Le secteur religieux qui a vivement protesté contre ce nouveau document soutient que ces lois ne reflètent pas les coutumes et les valeurs du peuple haïtien, et sont surtout en contradiction avec la morale chrétienne et œcuménique auxquelles sont attachés les haïtiens.
En plus des déclarations de certains dirigeants de la Fédération de l’Eglise Protestante, en particulier le Révérend Pasteur Gérald Bataille qui a fait circuler une note accusant les pays occidentaux, tel le Canada à vouloir imposer leurs cultures et coutumes au peuple haïtien, venait aussi le tour de l’Eglise Catholique qui, à travers la Conférence Episcopale d’Haïti (CEH) a rendu publique une note le 3 juillet pour protester contre ce décret.

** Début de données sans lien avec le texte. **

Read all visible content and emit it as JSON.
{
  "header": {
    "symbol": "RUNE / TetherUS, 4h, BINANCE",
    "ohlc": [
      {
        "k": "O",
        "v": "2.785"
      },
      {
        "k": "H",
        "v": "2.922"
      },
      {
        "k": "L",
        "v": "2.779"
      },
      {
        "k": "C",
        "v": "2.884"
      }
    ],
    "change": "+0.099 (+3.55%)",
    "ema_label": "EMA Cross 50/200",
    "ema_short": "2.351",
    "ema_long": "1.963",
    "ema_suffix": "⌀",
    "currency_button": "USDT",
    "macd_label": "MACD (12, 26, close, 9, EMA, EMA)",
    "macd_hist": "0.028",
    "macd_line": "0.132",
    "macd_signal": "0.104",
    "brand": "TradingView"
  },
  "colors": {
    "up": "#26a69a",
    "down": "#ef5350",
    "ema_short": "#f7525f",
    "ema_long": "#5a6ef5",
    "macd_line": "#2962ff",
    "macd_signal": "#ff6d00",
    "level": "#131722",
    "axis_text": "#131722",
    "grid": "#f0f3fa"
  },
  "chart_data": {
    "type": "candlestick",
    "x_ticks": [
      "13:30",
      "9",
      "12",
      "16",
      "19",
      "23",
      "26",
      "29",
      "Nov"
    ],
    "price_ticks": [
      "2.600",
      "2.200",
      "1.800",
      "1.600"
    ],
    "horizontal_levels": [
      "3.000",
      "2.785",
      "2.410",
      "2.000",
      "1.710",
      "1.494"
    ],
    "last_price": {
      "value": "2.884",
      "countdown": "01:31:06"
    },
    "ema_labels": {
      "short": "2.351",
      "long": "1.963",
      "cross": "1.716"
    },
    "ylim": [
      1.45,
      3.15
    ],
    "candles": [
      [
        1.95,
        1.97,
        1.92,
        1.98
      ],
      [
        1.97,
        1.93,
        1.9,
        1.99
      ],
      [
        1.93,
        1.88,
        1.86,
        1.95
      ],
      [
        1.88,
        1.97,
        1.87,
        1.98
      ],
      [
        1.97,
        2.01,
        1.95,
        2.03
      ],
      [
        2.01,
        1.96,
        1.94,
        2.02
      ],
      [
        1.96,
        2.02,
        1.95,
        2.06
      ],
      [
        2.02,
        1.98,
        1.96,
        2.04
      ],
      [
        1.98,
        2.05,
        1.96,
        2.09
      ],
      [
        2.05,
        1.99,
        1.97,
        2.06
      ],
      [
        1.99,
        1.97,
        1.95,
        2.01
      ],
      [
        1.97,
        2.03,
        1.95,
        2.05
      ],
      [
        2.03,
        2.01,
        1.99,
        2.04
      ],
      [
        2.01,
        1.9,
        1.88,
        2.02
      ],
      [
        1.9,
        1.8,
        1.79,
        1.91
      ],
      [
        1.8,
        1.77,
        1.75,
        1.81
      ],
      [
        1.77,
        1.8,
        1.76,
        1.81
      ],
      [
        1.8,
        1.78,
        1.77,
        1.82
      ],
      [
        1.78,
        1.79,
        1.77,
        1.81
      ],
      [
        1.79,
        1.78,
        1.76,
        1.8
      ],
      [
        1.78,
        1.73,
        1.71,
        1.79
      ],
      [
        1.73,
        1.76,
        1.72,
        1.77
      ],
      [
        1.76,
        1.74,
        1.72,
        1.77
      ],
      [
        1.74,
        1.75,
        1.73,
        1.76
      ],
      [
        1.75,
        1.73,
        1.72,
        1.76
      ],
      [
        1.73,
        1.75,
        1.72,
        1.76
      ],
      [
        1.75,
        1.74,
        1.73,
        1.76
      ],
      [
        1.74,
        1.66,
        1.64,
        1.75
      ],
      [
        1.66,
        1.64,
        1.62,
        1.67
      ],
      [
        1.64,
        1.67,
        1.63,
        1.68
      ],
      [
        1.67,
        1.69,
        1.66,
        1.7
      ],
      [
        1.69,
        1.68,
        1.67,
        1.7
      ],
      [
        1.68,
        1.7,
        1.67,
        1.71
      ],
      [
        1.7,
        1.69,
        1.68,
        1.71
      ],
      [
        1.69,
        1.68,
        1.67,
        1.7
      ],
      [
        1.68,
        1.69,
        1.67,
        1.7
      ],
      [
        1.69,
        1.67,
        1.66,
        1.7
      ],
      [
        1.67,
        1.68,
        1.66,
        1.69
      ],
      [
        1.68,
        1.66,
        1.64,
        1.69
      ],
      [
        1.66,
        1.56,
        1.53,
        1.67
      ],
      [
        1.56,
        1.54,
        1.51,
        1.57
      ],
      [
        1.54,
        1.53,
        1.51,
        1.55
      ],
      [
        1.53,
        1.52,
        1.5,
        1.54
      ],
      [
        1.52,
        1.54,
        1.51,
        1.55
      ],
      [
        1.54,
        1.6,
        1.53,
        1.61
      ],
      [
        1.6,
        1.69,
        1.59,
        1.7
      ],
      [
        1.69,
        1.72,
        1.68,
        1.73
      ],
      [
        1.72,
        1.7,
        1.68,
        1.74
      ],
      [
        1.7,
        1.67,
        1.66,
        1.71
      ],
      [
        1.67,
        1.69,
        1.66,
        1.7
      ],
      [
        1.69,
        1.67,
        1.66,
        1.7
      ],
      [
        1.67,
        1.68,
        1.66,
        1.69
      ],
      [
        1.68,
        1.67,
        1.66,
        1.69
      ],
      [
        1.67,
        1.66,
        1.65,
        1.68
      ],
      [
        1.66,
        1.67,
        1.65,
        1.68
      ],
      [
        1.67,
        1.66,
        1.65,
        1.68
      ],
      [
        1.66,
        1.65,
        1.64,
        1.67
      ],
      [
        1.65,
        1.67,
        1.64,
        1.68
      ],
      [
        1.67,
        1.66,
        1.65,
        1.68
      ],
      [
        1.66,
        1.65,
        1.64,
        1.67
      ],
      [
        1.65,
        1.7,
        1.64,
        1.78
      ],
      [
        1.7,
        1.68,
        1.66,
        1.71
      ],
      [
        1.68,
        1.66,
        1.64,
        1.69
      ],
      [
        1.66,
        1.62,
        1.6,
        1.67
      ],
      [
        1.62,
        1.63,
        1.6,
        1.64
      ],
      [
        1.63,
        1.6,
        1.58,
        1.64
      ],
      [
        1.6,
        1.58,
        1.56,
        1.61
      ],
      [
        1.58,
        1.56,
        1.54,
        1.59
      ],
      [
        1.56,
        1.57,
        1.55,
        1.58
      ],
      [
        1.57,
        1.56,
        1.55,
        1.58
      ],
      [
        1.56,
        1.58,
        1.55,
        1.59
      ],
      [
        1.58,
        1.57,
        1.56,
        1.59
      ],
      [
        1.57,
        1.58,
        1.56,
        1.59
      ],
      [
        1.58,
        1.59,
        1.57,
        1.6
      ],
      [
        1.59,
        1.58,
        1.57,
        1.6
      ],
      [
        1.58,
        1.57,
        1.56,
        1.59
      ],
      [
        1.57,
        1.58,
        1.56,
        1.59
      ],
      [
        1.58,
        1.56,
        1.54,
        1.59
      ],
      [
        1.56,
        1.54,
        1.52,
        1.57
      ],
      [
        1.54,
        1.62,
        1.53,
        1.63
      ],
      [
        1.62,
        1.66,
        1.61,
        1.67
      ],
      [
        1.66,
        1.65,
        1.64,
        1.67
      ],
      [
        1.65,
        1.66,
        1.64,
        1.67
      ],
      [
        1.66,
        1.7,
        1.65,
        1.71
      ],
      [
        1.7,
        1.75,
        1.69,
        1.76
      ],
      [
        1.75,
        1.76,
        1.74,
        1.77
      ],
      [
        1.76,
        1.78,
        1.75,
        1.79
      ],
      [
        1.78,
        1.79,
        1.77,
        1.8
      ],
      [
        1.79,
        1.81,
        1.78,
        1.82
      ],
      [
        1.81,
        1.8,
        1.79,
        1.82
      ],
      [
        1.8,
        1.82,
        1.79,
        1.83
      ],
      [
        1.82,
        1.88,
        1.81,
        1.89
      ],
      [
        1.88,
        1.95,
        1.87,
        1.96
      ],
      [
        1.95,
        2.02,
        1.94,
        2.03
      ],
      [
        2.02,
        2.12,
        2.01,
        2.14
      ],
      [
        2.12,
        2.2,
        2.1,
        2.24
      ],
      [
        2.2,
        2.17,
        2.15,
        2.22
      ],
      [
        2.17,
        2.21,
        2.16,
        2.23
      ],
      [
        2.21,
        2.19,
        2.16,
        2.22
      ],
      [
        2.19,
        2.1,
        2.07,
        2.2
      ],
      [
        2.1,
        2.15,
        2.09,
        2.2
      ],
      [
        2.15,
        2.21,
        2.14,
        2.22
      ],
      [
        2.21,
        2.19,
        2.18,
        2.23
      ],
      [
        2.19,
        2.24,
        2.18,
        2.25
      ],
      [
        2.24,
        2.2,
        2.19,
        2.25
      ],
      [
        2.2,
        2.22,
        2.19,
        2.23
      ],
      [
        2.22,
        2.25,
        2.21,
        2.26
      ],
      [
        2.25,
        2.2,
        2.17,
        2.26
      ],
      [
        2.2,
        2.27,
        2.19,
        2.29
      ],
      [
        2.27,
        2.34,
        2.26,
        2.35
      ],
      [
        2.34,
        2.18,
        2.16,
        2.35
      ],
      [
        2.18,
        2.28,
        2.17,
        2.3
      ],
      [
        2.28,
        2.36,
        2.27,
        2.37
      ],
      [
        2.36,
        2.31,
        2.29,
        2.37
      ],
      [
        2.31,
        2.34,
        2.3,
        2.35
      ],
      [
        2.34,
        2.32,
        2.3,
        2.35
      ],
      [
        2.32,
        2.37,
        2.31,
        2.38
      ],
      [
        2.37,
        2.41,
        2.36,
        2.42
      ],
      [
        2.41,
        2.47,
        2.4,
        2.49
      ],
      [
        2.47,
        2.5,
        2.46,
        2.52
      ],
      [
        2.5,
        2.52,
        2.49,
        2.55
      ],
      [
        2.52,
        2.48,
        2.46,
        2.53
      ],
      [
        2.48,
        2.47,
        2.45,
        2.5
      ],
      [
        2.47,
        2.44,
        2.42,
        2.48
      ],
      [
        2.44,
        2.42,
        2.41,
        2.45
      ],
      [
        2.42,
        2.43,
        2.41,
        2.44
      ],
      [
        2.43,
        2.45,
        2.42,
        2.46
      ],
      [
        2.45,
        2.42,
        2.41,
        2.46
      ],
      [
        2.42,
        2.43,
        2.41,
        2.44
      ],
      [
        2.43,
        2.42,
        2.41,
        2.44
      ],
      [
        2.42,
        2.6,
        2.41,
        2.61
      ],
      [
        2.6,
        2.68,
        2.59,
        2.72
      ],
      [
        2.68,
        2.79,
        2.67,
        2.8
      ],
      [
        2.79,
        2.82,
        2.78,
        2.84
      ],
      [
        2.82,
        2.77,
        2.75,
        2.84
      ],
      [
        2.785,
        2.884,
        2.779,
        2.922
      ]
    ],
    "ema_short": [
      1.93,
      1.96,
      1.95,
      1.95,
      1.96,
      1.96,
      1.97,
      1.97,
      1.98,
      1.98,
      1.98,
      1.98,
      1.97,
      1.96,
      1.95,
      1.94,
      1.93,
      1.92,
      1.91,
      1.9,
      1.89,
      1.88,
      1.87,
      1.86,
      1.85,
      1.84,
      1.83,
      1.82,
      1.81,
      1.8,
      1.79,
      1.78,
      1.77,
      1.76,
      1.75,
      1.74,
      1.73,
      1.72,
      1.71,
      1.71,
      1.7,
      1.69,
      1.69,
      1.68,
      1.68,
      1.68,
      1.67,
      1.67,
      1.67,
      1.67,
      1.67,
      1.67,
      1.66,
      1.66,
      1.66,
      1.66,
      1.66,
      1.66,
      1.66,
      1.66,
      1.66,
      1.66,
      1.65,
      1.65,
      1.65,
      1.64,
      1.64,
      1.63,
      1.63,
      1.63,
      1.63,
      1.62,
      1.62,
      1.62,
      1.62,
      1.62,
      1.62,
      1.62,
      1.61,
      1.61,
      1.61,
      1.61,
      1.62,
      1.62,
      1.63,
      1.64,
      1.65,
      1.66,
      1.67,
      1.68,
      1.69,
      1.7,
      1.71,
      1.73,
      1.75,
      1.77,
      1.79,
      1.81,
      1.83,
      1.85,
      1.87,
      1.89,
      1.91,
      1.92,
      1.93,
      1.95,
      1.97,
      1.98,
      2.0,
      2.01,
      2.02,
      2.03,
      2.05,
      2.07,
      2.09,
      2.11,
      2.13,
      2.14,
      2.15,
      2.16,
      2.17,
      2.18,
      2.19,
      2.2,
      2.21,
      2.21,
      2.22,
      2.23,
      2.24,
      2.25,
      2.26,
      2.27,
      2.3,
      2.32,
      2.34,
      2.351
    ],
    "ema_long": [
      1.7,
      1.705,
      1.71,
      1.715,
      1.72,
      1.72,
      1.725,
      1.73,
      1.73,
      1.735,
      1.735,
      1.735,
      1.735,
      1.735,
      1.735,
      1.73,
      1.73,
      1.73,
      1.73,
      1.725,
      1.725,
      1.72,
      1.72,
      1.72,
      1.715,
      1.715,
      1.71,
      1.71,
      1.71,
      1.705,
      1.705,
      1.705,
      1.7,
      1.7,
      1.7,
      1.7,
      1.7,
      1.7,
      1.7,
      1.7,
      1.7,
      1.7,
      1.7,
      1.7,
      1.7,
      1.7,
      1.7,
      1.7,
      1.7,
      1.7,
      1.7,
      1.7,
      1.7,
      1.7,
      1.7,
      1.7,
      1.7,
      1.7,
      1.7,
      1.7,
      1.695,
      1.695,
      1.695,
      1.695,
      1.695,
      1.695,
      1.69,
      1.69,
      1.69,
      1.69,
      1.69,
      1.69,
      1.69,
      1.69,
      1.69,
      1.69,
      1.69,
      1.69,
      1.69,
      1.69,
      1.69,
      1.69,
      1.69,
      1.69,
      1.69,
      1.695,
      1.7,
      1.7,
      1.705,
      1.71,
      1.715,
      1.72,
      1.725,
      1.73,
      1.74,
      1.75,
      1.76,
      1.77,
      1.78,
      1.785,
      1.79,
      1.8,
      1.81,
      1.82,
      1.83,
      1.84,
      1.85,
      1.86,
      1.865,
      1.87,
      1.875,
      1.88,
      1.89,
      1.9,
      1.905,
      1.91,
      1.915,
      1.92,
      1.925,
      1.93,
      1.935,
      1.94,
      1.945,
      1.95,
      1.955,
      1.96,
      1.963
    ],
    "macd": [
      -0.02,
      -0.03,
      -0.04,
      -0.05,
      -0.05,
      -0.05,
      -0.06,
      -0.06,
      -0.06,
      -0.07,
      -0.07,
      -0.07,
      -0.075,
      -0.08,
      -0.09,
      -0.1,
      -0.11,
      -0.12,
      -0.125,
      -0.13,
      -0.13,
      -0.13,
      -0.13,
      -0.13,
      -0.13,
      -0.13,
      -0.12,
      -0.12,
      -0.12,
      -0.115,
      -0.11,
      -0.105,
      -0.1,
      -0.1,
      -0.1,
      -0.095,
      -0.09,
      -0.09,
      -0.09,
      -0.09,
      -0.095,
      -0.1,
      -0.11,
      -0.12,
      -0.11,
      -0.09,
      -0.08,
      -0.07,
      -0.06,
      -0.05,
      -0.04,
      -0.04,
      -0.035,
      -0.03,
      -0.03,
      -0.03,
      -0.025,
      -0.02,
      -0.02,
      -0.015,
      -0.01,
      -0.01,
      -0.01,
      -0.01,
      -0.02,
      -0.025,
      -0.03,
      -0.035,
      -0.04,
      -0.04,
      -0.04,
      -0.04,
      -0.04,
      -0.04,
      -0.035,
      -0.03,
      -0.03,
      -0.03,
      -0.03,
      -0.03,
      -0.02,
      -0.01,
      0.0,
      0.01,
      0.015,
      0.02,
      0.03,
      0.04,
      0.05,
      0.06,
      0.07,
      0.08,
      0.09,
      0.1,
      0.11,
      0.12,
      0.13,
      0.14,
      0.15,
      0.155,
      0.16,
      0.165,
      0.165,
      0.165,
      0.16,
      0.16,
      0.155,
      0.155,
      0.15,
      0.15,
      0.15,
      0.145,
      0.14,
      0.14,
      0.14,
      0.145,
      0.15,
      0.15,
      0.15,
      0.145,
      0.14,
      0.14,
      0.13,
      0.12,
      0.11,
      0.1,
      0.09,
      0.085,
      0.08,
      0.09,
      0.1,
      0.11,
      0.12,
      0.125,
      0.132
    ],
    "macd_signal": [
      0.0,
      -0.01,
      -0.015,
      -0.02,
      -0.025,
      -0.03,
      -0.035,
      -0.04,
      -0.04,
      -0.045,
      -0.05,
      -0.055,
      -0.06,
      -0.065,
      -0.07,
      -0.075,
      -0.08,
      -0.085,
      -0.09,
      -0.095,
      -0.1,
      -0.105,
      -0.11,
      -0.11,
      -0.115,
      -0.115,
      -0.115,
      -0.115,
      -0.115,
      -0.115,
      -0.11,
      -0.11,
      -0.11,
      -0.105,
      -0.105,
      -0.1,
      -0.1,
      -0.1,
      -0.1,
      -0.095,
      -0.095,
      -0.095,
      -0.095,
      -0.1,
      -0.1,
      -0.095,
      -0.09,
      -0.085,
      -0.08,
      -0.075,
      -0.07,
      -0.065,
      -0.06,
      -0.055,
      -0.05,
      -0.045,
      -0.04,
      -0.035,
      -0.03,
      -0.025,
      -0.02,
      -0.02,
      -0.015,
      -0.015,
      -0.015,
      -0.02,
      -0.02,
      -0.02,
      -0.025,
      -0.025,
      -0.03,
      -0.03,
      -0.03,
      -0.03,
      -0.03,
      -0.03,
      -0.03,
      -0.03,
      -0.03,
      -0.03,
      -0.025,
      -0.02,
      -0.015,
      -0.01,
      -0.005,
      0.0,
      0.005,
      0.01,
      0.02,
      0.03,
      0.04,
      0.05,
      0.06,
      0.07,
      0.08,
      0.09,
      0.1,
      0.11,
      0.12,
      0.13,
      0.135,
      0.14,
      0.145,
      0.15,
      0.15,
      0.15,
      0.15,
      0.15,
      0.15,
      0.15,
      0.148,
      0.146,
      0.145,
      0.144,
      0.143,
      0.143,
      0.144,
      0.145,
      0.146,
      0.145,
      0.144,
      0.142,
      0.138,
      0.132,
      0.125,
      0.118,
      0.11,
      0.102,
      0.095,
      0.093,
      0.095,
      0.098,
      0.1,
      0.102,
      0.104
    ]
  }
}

« Ces décrets, selon les dispositions de certains articles, touchent l’essence même de notre humanité, de notre culture, de notre foi et de notre société. Ils ne devraient pas être promulgués sans une consultation préalable de ceux pour qui ils ont été élaborés… »
« Et quand c’est l’essence et la vie même d’une nation qui sont atteintes par ces décrets dont des éléments nous sont étrangers, nous sommes en droit de protester de toutes nos forces. Et de fait, nous protestons de toutes nos forces contre le projet de loi portant sur le nouveau Code pénal, proposé par le Pouvoir exécutif sans consultation ni débats préalables, sans implication des citoyens et des forces morales et spirituelles de la société haïtienne. Cela risque de saper les bases mêmes de notre démocratie déjà chancelant »
soussignent une dizaine de prêtres dont le Cardinal Chibly Langlois.
Suite à ces protestations, le président Jovenel Moise a fait savoir qu’il comprend le débat occasionné dans la société par la publication de ce code pénal, en y voyant un engagement citoyen important. Il a alors chargé son Premier Ministre, M. Jouthe Joseph de rencontrer les secteurs concernés autour de la question.
« L’heure n’est pas à la confrontation mais au dialogue et à la sérénité. La publication du Code pénal a suscité un débat très animé. C’est un signe encourageant de l’engagement citoyen. Je demande au PM de rencontrer les différents secteurs concernés autour de cette question », a tweeté le président Jovenel Moïse, lundi 6 juillet 2020.
Le Premier Ministre haïtien, sulfureux et volcanique comme d’habitude, en profite pour exhorter l’Eglise Catholique qu’elle est mal placée pour donner des leçons à l’Etat haïtien, et rappelle que Haïti est un Etat laïc.
Interrogé par le quotidien haïtien Le Nouvelliste, le Premier Ministre Joseph Jouthe a déclaré :
« Je ne veux pas faire de leçon à l’église catholique. Mais il faut que l’église catholique sache qu’elle fait de la religion. En Haïti, tout le monde n’est pas catholique. Nous sommes un Etat laïc. Le job de l’Etat est de protéger les minorités. C’est son plus gros job. »,
« … Nous ne parlons pas de religion, nous ne parlons pas de la morale, nous parlons de loi, de politique et de protection d’une population. »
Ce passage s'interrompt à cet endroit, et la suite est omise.